Boston Herald's Mark Perigard isn't as impressed with the show, calling the show a "chore", and adds:

In its opening credits, "Marvel's Cloak & Dagger" acknowledges the characters' talented creators, writer Bill Mantlo and artist Ed Hannigan. That means Mantlo, who has been disabled for decades after being hit by a car, will get paid.

Some light will come out of the darkness. That's one thing this show gets right.

In the New York Times, Mike Hale writes that the show takes a little too long to get going, saying:

The four (of 10) episodes provided in advance are almost entirely devoted to working through the duo's origin story. Apparently viewers will have to wait until halfway through the season, at least, to see what Cloak and Dagger look like in action.

Variety's Caroline Framke says "Cloak & Dagger takes its stories and itself seriously, and is hoping you do the same," and adds:

"Cloak & Dagger" can be as blunt as a punch to the face when it hammers home the differences between Tandy and Tyrone's lives. A few scenes — especially in the pilot — are so paint-by-numbers that you can see where they're going the second they start. Still, "blunt" is exactly in line with what superhero origin stories tend to be, and "Cloak & Dagger" nonetheless does a few things to set itself apart from the dozens we've seen before.

Collider's Allison Keene wasn't overly impressed with the series, writing:

The series also struggles with how it wants to split its time between the co-leads, especially since they spend so little time together in these early episodes.
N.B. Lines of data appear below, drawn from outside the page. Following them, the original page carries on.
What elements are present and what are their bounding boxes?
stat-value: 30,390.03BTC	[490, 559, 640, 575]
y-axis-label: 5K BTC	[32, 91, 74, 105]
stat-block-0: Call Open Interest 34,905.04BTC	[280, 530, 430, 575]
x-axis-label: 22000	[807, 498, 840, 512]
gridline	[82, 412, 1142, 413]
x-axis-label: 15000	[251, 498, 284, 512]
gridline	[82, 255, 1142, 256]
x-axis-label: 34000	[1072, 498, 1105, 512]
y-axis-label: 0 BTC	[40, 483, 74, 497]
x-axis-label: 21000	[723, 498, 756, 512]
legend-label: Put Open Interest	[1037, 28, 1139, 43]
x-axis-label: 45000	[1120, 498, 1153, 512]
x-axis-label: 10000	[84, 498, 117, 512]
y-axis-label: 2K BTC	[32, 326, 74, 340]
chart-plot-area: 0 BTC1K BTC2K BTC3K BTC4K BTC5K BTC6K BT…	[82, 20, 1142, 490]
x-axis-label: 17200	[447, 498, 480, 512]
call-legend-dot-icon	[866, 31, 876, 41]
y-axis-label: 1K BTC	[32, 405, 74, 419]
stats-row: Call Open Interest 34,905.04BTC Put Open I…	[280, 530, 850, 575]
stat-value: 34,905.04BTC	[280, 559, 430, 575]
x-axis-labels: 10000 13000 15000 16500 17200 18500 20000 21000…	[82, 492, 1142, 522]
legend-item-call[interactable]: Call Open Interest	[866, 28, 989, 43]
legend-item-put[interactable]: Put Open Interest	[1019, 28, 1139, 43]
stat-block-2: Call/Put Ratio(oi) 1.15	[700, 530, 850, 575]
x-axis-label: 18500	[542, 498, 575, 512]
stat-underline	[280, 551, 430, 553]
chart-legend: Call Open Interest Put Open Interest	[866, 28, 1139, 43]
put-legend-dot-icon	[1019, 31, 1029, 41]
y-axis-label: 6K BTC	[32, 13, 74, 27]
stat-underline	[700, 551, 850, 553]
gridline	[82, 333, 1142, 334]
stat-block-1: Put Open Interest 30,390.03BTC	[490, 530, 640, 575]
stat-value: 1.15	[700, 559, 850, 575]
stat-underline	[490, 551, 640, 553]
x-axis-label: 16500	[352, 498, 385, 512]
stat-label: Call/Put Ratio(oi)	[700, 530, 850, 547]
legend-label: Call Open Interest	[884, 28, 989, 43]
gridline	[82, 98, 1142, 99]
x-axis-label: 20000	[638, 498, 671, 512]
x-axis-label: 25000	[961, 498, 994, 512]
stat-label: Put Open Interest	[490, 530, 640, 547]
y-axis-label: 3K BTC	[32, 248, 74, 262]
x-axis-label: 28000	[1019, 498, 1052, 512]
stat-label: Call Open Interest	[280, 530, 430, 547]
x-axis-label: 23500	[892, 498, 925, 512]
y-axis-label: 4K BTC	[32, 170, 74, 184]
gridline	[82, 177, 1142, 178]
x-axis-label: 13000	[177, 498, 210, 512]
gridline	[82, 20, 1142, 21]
For the most part it leads to jarring edits, half-baked plots, and quickly-forgotten side characters. The series could also do a lot more with its New Orleans setting, which is a refreshing change from Marvel's Netflix series which all take place in New York. And though there are some shoe-horned scenes about voodoo and Mardi Gras Indian culture (with Big Chiefs and Spy Boys, etc), it feels more contractually obligated than a natural part of the story.

At CNN, Brian Lowry doesn't think the series is "sharp enough to draw blood", writing:

As is, though, "Cloak & Dagger" merely demonstrates again that when it comes to churning out mediocre programs, even the Marvel name doesn't provide a cloak of invincibility.

Newsweek's Autumn Noel Kelly thinks the series is "well crafted", going on to say:

How exactly Tandy and Tyrone's powers manifest and interact is after the premiere, largely unclear. It's a blessing or a curse, depending on why you're watching. Though, the jarring imagery of light and dark above and below surface level should be enough to float most through the midpoint at ease. Whether you're a Marvel fan or not, it's undeniably a must-watch if you want something different.

Cloak and Dagger premieres on Freeform on June 7, 2018.